The Osaka movie theatre fire took place on 1 October 2008, before dawn. As a result of an act of arson, sixteen victims died and nine were injured.

Incident
The fire took place at a pornographic video theatre in downtown Osaka. The business, called Cats, rented out 32 small rooms, which, the New York Times reported, cost $15 a night. There were 26 customers and three employees in the store when the fire began.

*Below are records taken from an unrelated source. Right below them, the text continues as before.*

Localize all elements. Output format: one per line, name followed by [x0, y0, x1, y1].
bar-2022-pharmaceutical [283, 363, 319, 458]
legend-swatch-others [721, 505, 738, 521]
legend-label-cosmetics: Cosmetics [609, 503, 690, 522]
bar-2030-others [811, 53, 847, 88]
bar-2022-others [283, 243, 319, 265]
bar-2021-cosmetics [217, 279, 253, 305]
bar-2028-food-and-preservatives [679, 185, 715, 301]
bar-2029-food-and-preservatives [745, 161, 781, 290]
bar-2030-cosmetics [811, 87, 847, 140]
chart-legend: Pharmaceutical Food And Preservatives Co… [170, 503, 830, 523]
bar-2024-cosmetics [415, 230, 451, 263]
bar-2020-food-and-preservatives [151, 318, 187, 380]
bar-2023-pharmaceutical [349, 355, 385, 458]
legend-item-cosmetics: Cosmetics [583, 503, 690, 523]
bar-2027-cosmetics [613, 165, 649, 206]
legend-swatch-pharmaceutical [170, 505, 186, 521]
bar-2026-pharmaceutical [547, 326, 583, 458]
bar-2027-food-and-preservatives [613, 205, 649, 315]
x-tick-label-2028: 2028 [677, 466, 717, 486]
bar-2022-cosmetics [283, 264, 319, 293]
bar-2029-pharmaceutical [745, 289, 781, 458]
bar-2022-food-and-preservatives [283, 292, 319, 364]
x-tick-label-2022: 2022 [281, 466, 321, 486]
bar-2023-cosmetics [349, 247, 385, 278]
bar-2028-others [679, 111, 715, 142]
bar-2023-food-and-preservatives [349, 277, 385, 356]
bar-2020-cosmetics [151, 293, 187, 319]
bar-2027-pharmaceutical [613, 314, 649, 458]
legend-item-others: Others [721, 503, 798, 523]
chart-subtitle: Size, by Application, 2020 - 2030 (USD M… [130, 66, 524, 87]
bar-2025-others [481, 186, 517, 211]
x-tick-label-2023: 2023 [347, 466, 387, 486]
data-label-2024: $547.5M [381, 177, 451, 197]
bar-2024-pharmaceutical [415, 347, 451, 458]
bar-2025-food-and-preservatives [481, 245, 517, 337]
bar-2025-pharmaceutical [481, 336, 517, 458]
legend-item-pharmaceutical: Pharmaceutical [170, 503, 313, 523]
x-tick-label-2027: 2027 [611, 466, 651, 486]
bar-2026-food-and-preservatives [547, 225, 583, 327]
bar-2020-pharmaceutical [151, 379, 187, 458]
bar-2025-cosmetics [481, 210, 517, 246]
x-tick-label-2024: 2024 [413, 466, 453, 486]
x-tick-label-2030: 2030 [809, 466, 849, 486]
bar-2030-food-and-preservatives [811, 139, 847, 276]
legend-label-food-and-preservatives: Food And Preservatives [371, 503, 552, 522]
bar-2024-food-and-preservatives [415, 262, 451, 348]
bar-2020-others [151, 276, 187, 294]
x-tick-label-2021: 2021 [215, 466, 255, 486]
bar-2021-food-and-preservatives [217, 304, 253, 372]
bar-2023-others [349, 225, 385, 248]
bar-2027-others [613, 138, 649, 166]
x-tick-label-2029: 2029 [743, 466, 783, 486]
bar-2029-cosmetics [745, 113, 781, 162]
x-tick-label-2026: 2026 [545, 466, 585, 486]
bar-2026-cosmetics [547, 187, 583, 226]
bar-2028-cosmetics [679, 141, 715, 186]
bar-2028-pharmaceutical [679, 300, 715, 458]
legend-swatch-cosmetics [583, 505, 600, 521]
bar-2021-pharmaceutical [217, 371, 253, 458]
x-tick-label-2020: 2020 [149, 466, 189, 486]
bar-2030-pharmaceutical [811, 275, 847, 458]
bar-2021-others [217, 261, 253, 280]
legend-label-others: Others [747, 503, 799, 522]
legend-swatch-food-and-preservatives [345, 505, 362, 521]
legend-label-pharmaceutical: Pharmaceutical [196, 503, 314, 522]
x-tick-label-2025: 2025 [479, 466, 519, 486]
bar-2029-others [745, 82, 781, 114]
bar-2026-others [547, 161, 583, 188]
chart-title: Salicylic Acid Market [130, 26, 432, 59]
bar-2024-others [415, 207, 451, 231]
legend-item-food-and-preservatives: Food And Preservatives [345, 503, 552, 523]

Some 120 firefighters fought the blaze and extinguished it in 90 minutes. The theatre rooms, each equipped with a cot, were used as a cheap hotel by customers. The rooms in the video store were located in a narrow hallway with only a single exit via the reception. There were no sprinklers or smoke ventilation, and the video's manager turned off the alarm after the fire broke out as he thought it was a false alarm.

Motive, trial, sentencing
The perpetrator, Kazuhiro Ogawa, told police he started the fire after deciding to kill himself. But he got scared, and ran away as smoke filled his room. Ogawa said he was depressed because he was living on welfare and that he "thought my life would be meaningless". Despite initially admitting the allegations, Ogawa pleaded innocent saying "I did not commit arson" at his trial. Ogawa was sentenced to death in 2009. Ogawa's death sentence was upheld by the Osaka High Court in 2011. In 2014, the Supreme court rejected Ogawa's appeal, judge Tomoyuki Yokota stated that Ogawa's actions caused "an extremely large number of casualties is serious, and the impact and anxiety on society is great" and that "There is no reason to consider the motives and circumstances behind the decision to commit suicide." As of 2022, Ogawa awaits execution on death row.